O Lado Negro da Força

Ano passado num encontro na Galeria Olido com o “guru de roteiristas” Robert McKee, ele era categórico em dizer que profundidade em dramaturgia é contradição. Estou com ele, mas vou um pouco além: os bons filmes tem (ou parecem ter) alguma dose de contradições. Na zona de cinza, o material do cinema se articula e ganha vida.

É por isso que não suporto os filmes de Aronofsky. Cisne Negro entra na galeria dos seus não-filmes. A história é simples: a descoberta de uma bailarina de seu lado sombrio que a fará ir para além da técnica e, com isso, representar os papéis antagônicos principais em O Lago dos Cisnes. Com essa personagem forte, os bons atores, os conflitos existenciais, Nova York e a música de Tchaikovsky possivelmente sairiam trocentos filmes mais interessantes que Cisne Negro (com um pouco menos, Michael Powell e Emeric Pressburger fizeram de Os Sapatinhos Vermelhos um dos melhores filmes da história sobre o espetáculo e o palco).

A grande questão é a profundidade da personagem, a descoberta de seu “lado negro” é central. Porém, não há o mínimo cuidado em dosar a caminhada ou dar ritmo ao jogo entre a passagem de cisne branco a cisne negro. Aronofsky joga tudo na tela de lambuja disfarçado sob a égide do “artístico”. Exemplo: o jogo de espelhos. Boa sacada até. Porém, sem dosagem, depuração vira um procedimento pretensioso de materialização das idéias do diretor na encenação. Depois de um tempo, os jogos de reflexão ficam anestesiados e não trazem nada de novo até o ponto de dizer “chega!”. O que se faz com a música é uma tortura, com os aumentos de intensidade para causar sustos ao estilo de filme de terror adolescente. E nem mesmo a dança, filmada de dentro, parece brilhar – fica como um acessório de luxo.

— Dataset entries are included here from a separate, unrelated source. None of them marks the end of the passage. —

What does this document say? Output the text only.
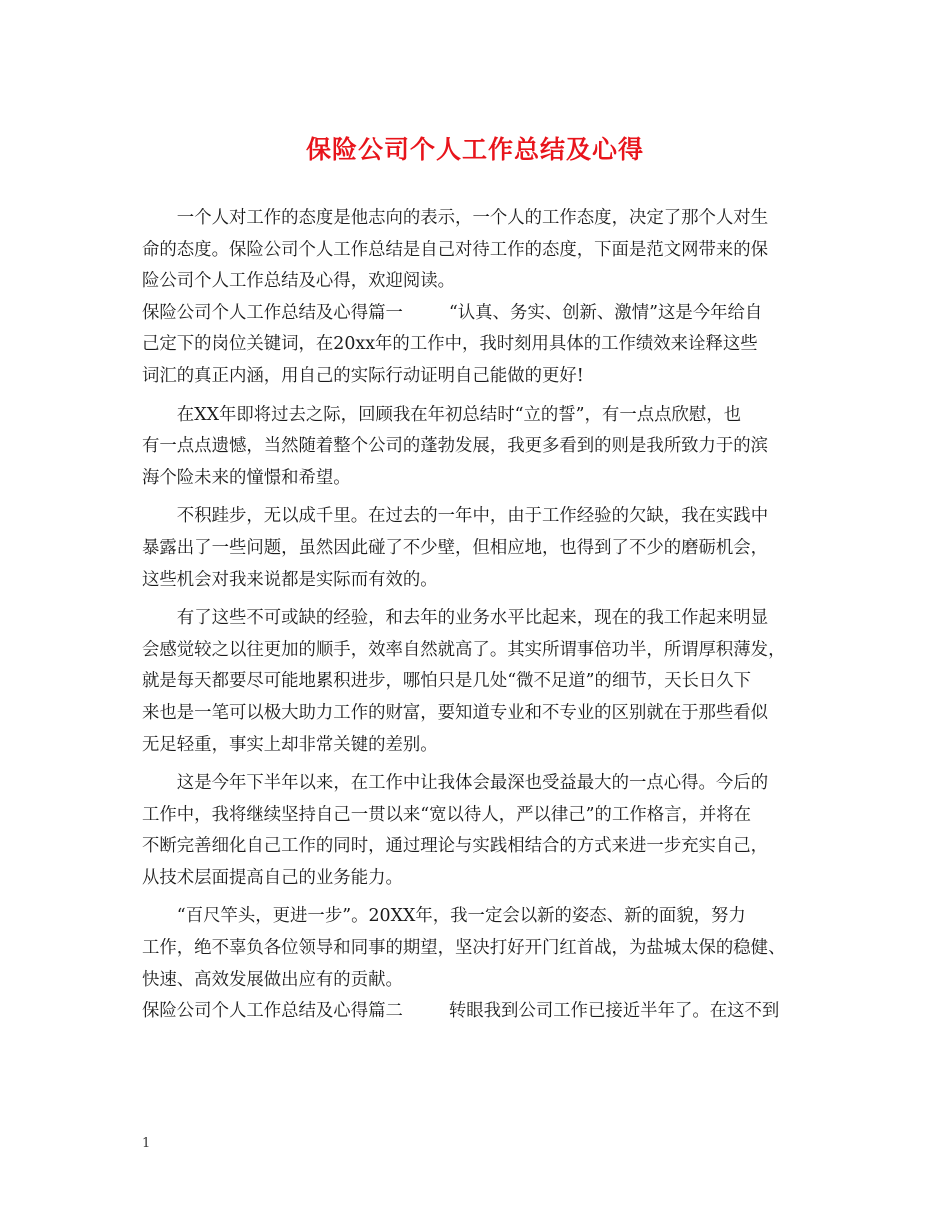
保险公司个人工作总结及心得

一个人对工作的态度是他志向的表示，一个人的工作态度，决定了那个人对生
命的态度。保险公司个人工作总结是自己对待工作的态度，下面是范文网带来的保
险公司个人工作总结及心得，欢迎阅读。

保险公司个人工作总结及心得篇一	“认真、务实、创新、激情”这是今年给自
己定下的岗位关键词，在20xx年的工作中，我时刻用具体的工作绩效来诠释这些
词汇的真正内涵，用自己的实际行动证明自己能做的更好!

在XX年即将过去之际，回顾我在年初总结时“立的誓”，有一点点欣慰，也
有一点点遗憾，当然随着整个公司的蓬勃发展，我更多看到的则是我所致力于的滨
海个险未来的憧憬和希望。

不积跬步，无以成千里。在过去的一年中，由于工作经验的欠缺，我在实践中
暴露出了一些问题，虽然因此碰了不少壁，但相应地，也得到了不少的磨砺机会，
这些机会对我来说都是实际而有效的。

有了这些不可或缺的经验，和去年的业务水平比起来，现在的我工作起来明显
会感觉较之以往更加的顺手，效率自然就高了。其实所谓事倍功半，所谓厚积薄发，
就是每天都要尽可能地累积进步，哪怕只是几处“微不足道”的细节，天长日久下
来也是一笔可以极大助力工作的财富，要知道专业和不专业的区别就在于那些看似
无足轻重，事实上却非常关键的差别。

这是今年下半年以来，在工作中让我体会最深也受益最大的一点心得。今后的
工作中，我将继续坚持自己一贯以来“宽以待人，严以律己”的工作格言，并将在
不断完善细化自己工作的同时，通过理论与实践相结合的方式来进一步充实自己，
从技术层面提高自己的业务能力。

“百尺竿头，更进一步”。20XX年，我一定会以新的姿态、新的面貌，努力
工作，绝不辜负各位领导和同事的期望，坚决打好开门红首战，为盐城太保的稳健、
快速、高效发展做出应有的贡献。

保险公司个人工作总结及心得篇二	转眼我到公司工作已接近半年了。在这不到

1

O filme é realizado à mão pesada, repetindo a mesma idéia à exaustão, o que reflete uma característica marcante do (ok, licença poética) estilo Aronofsky: o exagero. Não um exagero dionisíaco como num Fassbinder, muito menos o exagero cínico de Godard ou o demiurgo de Herzog. É um exagero em forma bruta: sai das personagens como uma tentativa materializar sua psicologia e cai num jogo de idéias que à primeira vista se confunde com um expressionismo kitsch. Porém é tão rasteiro e insensível, próprio da hipocrisia dos pretensiosos, que ultrapassa o kitsch e vira só exagero, assim, ríspido e errado. Como um carro desgovernado. Mas parece de bom gosto (o carro é uma Maseratti).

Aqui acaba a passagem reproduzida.